1. Reproduction Files
You will find our series for Common Official Language (COL), Common Spoken Language (CSL), Common Native Language (CNL) and in the case of Linguistic Proximity, LP1 and LP2, the unadjusted values that serve for constructing both variables, which we label PROX1 and PROX2. A do-file will permit you to construct our series for LP1 and LP2. But it will also permit you to construct both variables based on your own dataset. This is important in the case of LP1 and LP2 since both variables are data dependent. The same do-file will permit you to construct Common Language CL as well, a variable which depends, in turn, on LP and therefore is also data dependent. (Download the data and do file.)

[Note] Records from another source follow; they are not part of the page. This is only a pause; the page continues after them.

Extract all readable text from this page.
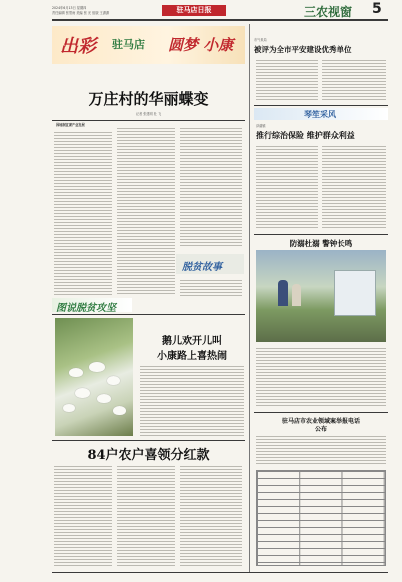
2024年6月13日 星期四
责任编辑 张思雨 美编 张 光 组版 王潇潇	驻马店日报	三农视窗 5
出彩 驻马店 圆梦 小康
万庄村的华丽蝶变
记者 张建明 杜 飞
因地制宜谋产业发展
脱贫故事
图说脱贫攻坚
鹅儿欢开儿叫
小康路上喜热闹
84户农户喜领分红款
市气象局
被评为全市平安建设优秀单位
琴笙采风
泽湖镇
推行综治保险 维护群众利益
防溺杜溺 警钟长鸣
驻马店市农业领域案举报电话
公布
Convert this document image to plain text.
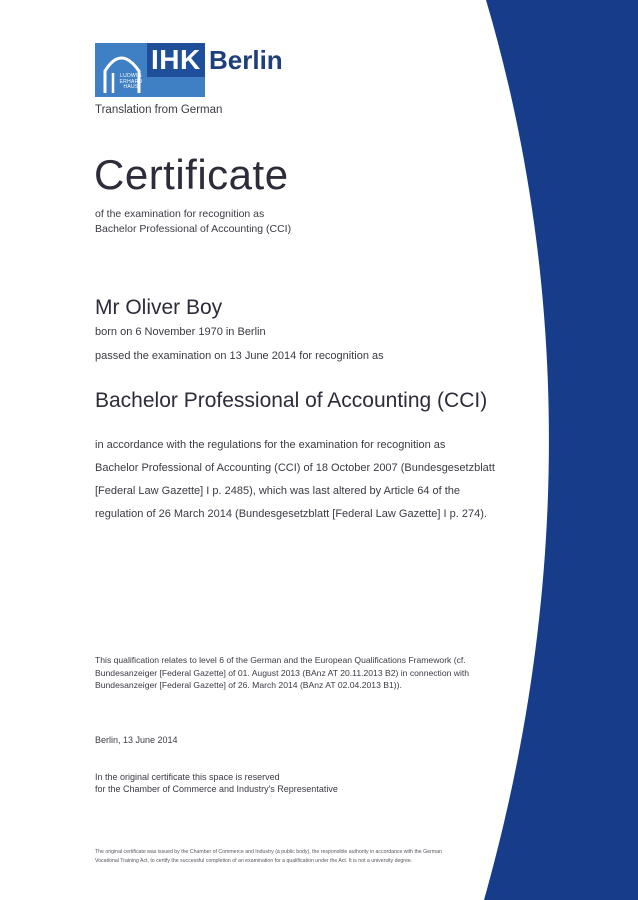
IHK
LUDWIG
ERHARD
HAUS
Berlin
Translation from German
Certificate
of the examination for recognition as
Bachelor Professional of Accounting (CCI)
Mr Oliver Boy
born on 6 November 1970 in Berlin
passed the examination on 13 June 2014 for recognition as
Bachelor Professional of Accounting (CCI)
in accordance with the regulations for the examination for recognition as
Bachelor Professional of Accounting (CCI) of 18 October 2007 (Bundesgesetzblatt
[Federal Law Gazette] I p. 2485), which was last altered by Article 64 of the
regulation of 26 March 2014 (Bundesgesetzblatt [Federal Law Gazette] I p. 274).
This qualification relates to level 6 of the German and the European Qualifications Framework (cf.
Bundesanzeiger [Federal Gazette] of 01. August 2013 (BAnz AT 20.11.2013 B2) in connection with
Bundesanzeiger [Federal Gazette] of 26. March 2014 (BAnz AT 02.04.2013 B1)).
Berlin, 13 June 2014
In the original certificate this space is reserved
for the Chamber of Commerce and Industry's Representative
The original certificate was issued by the Chamber of Commerce and Industry (a public body), the responsible authority in accordance with the German
Vocational Training Act, to certify the successful completion of an examination for a qualification under the Act. It is not a university degree.
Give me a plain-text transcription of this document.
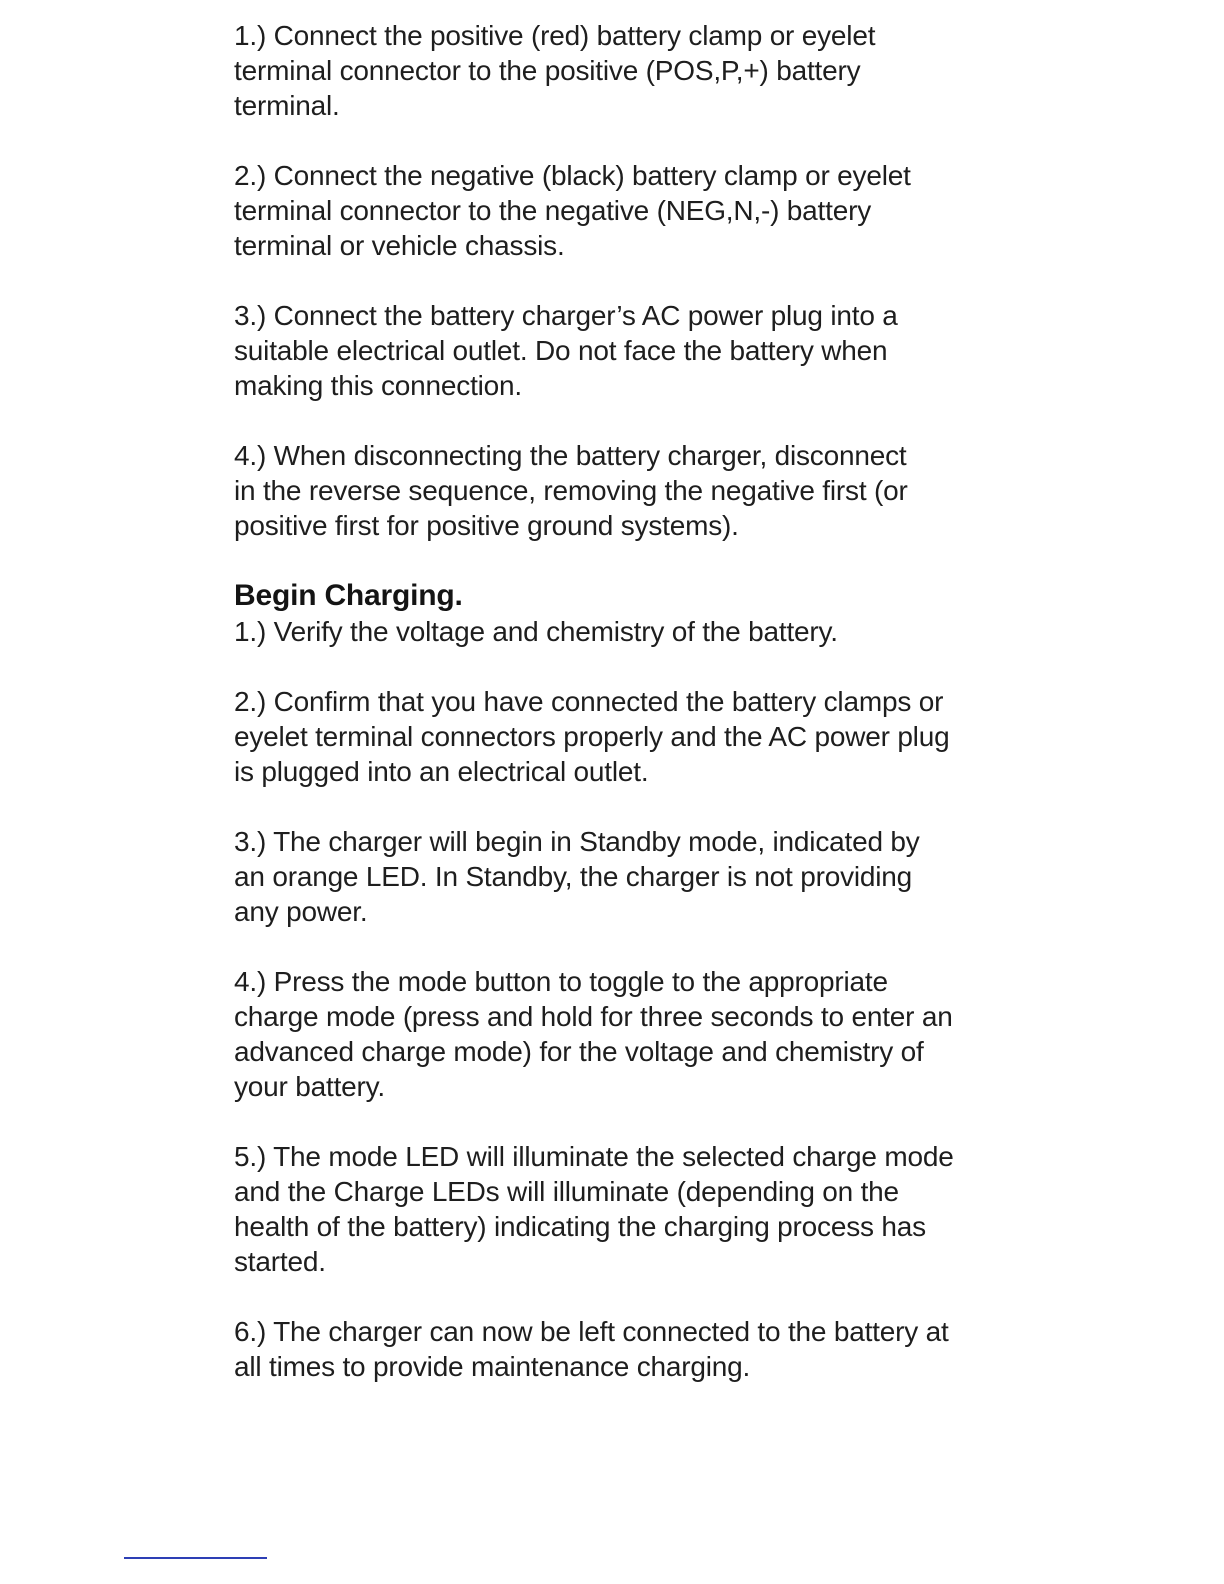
1.) Connect the positive (red) battery clamp or eyelet
terminal connector to the positive (POS,P,+) battery
terminal.

2.) Connect the negative (black) battery clamp or eyelet
terminal connector to the negative (NEG,N,-) battery
terminal or vehicle chassis.

3.) Connect the battery charger’s AC power plug into a
suitable electrical outlet. Do not face the battery when
making this connection.

4.) When disconnecting the battery charger, disconnect
in the reverse sequence, removing the negative first (or
positive first for positive ground systems).

Begin Charging.

1.) Verify the voltage and chemistry of the battery.

2.) Confirm that you have connected the battery clamps or
eyelet terminal connectors properly and the AC power plug
is plugged into an electrical outlet.

3.) The charger will begin in Standby mode, indicated by
an orange LED. In Standby, the charger is not providing
any power.

4.) Press the mode button to toggle to the appropriate
charge mode (press and hold for three seconds to enter an
advanced charge mode) for the voltage and chemistry of
your battery.

5.) The mode LED will illuminate the selected charge mode
and the Charge LEDs will illuminate (depending on the
health of the battery) indicating the charging process has
started.

6.) The charger can now be left connected to the battery at
all times to provide maintenance charging.
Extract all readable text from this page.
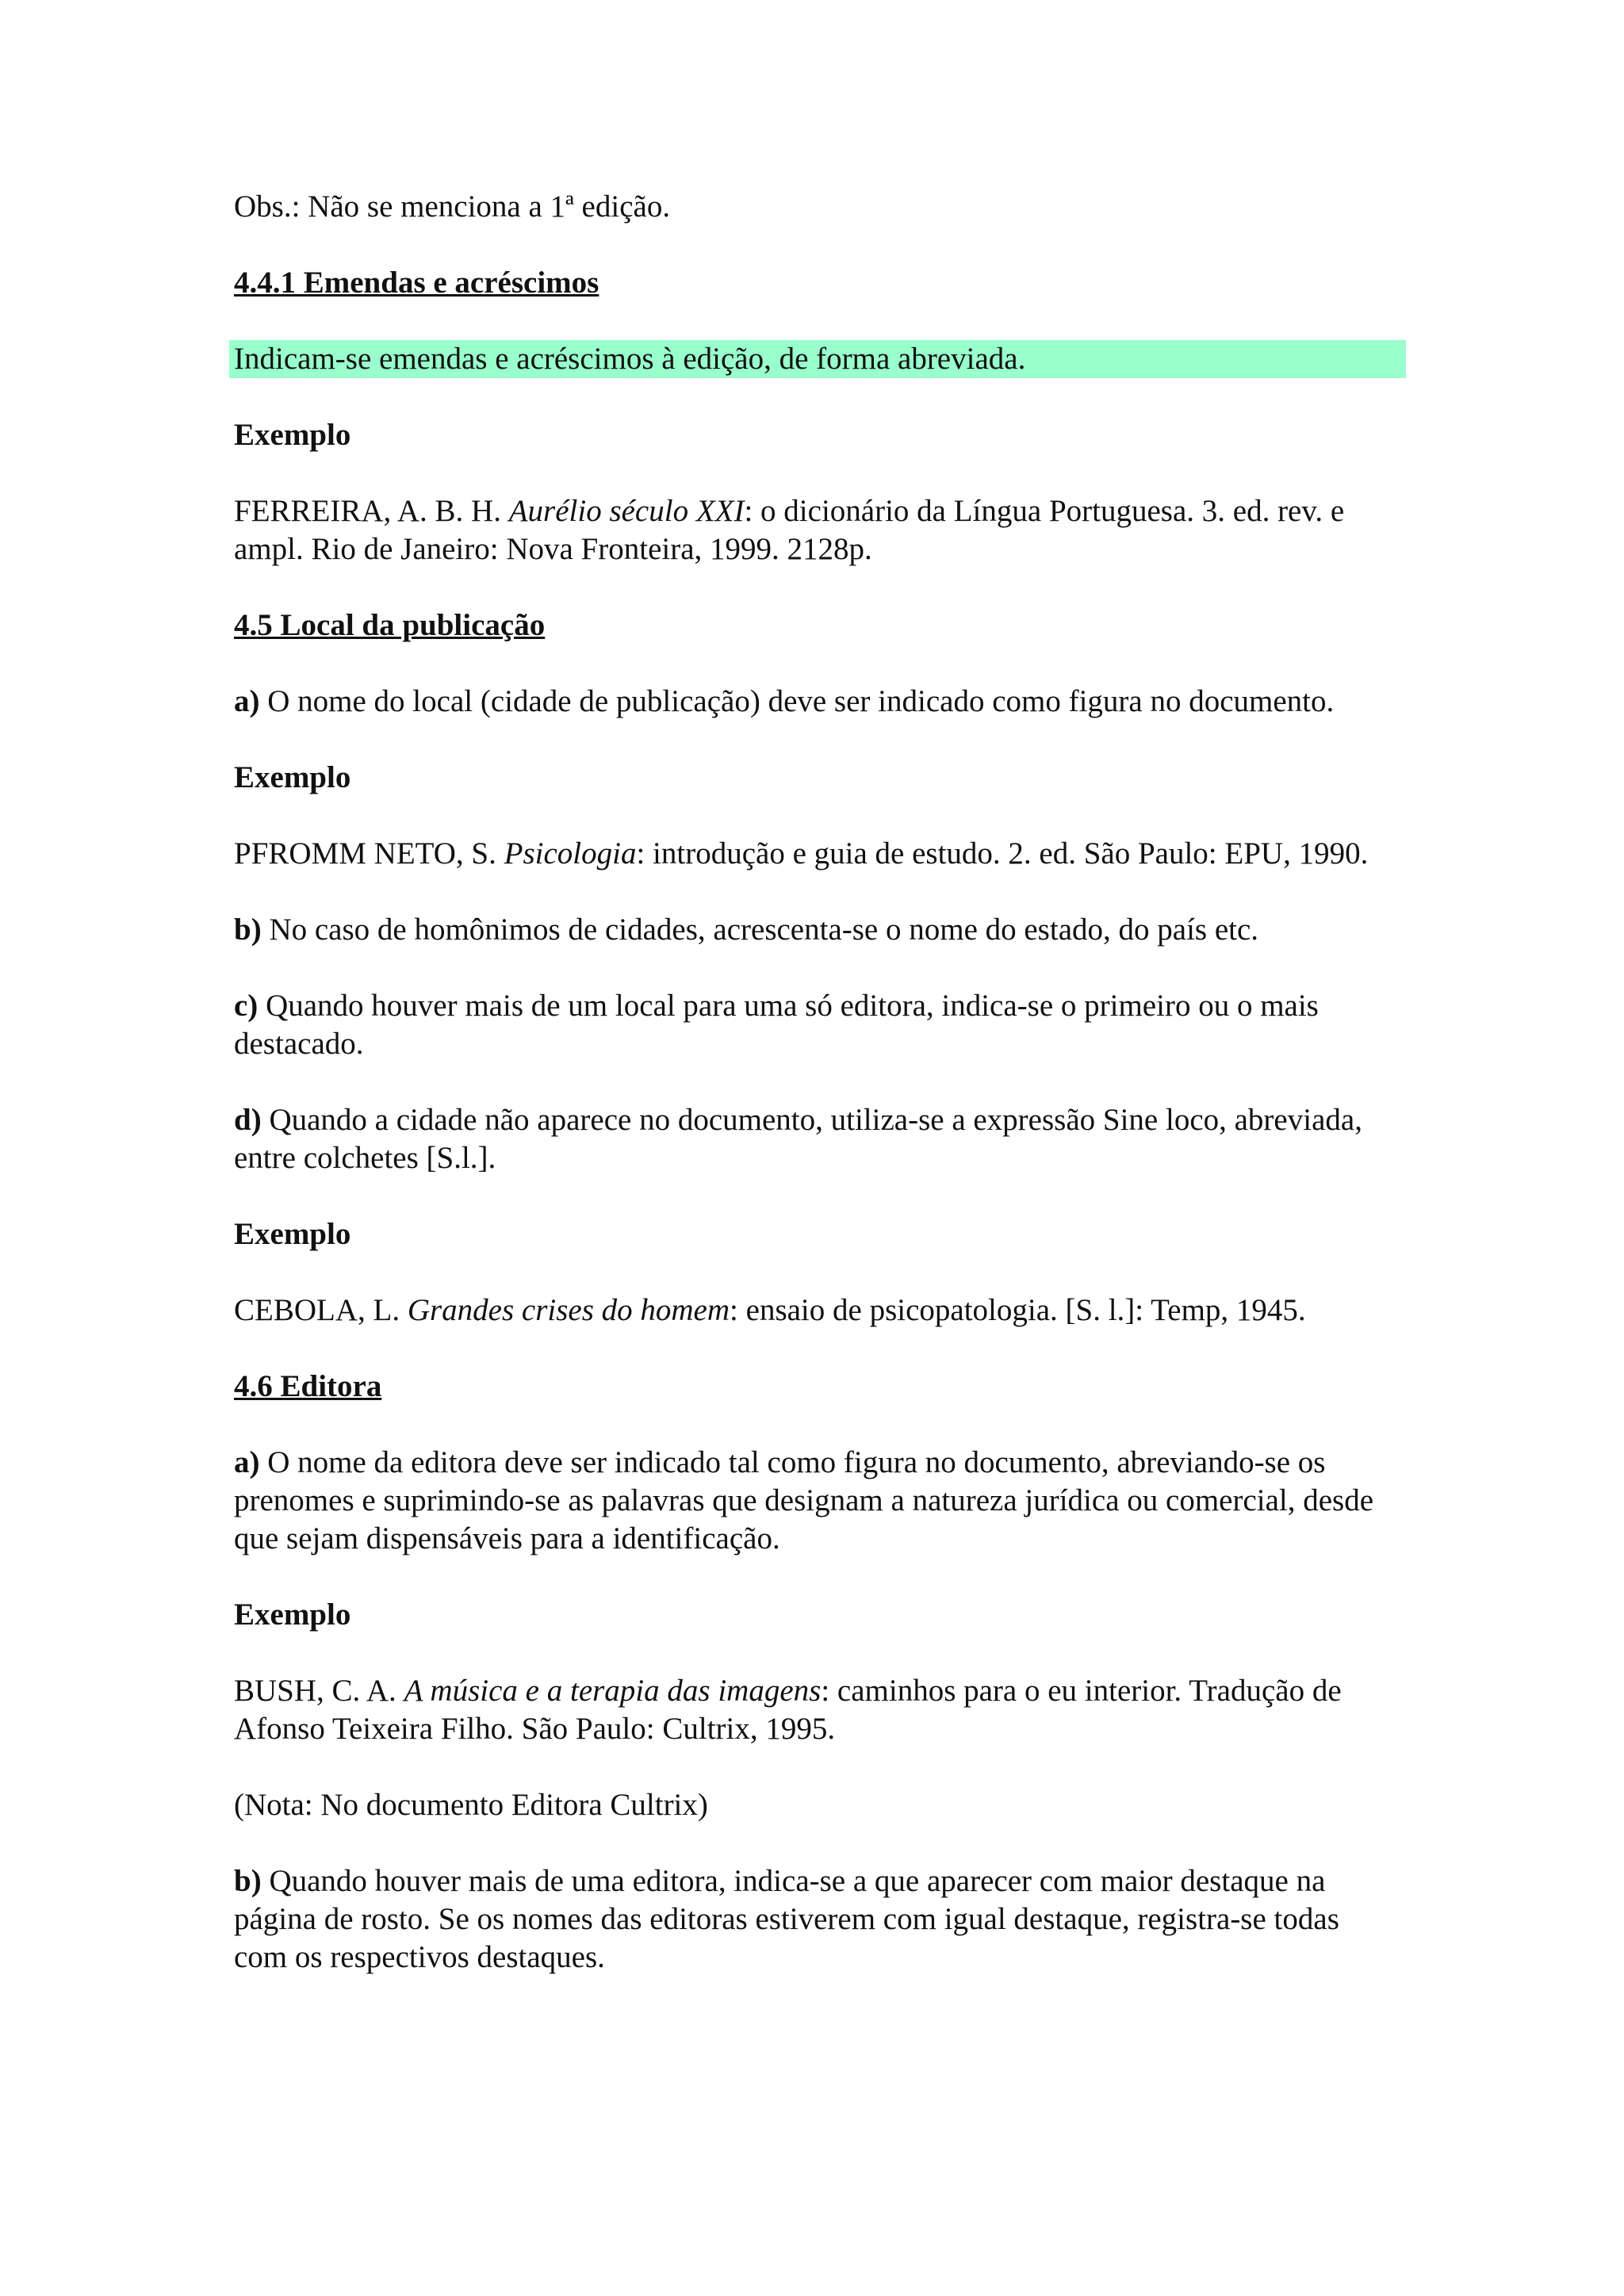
Obs.: Não se menciona a 1ª edição.

4.4.1 Emendas e acréscimos

Indicam-se emendas e acréscimos à edição, de forma abreviada.

Exemplo

FERREIRA, A. B. H. Aurélio século XXI: o dicionário da Língua Portuguesa. 3. ed. rev. e ampl. Rio de Janeiro: Nova Fronteira, 1999. 2128p.

4.5 Local da publicação

a) O nome do local (cidade de publicação) deve ser indicado como figura no documento.

Exemplo

PFROMM NETO, S. Psicologia: introdução e guia de estudo. 2. ed. São Paulo: EPU, 1990.

b) No caso de homônimos de cidades, acrescenta-se o nome do estado, do país etc.

c) Quando houver mais de um local para uma só editora, indica-se o primeiro ou o mais destacado.

d) Quando a cidade não aparece no documento, utiliza-se a expressão Sine loco, abreviada, entre colchetes [S.l.].

Exemplo

CEBOLA, L. Grandes crises do homem: ensaio de psicopatologia. [S. l.]: Temp, 1945.

4.6 Editora

a) O nome da editora deve ser indicado tal como figura no documento, abreviando-se os prenomes e suprimindo-se as palavras que designam a natureza jurídica ou comercial, desde que sejam dispensáveis para a identificação.

Exemplo

BUSH, C. A. A música e a terapia das imagens: caminhos para o eu interior. Tradução de Afonso Teixeira Filho. São Paulo: Cultrix, 1995.

(Nota: No documento Editora Cultrix)

b) Quando houver mais de uma editora, indica-se a que aparecer com maior destaque na página de rosto. Se os nomes das editoras estiverem com igual destaque, registra-se todas com os respectivos destaques.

In addition, we provide you our series for CL and those that we would have obtained had we not moved into logs. We label this alternative series CLE.
2. Raw Data
The proximity indices in the JIE paper are produced with many adjustments. One is the subtraction of the product of the importer and the exporter native languages when these languages are the same. This is explained carefully in our JIE: LP indices cannot be interpreted alone, there have to be interpreted in conjunction with common native language. We have also computed the linguistic proximity indices from the raw language files where we discarded the adjustments. This files has many more countries than used in the JIE study. It can be downloaded here.
Proxling2 is based on ASJP, Proxling is based on the linguistic tree formula as described in Melitz and Toubal (2014, JIE). Larger values of the indices mean higher lingusitic proximity. The iso codes are standard. Please beware that in our case, we do not distinguish between Belgium and Luxembourg and we have created a pseudo-iso “BLX”.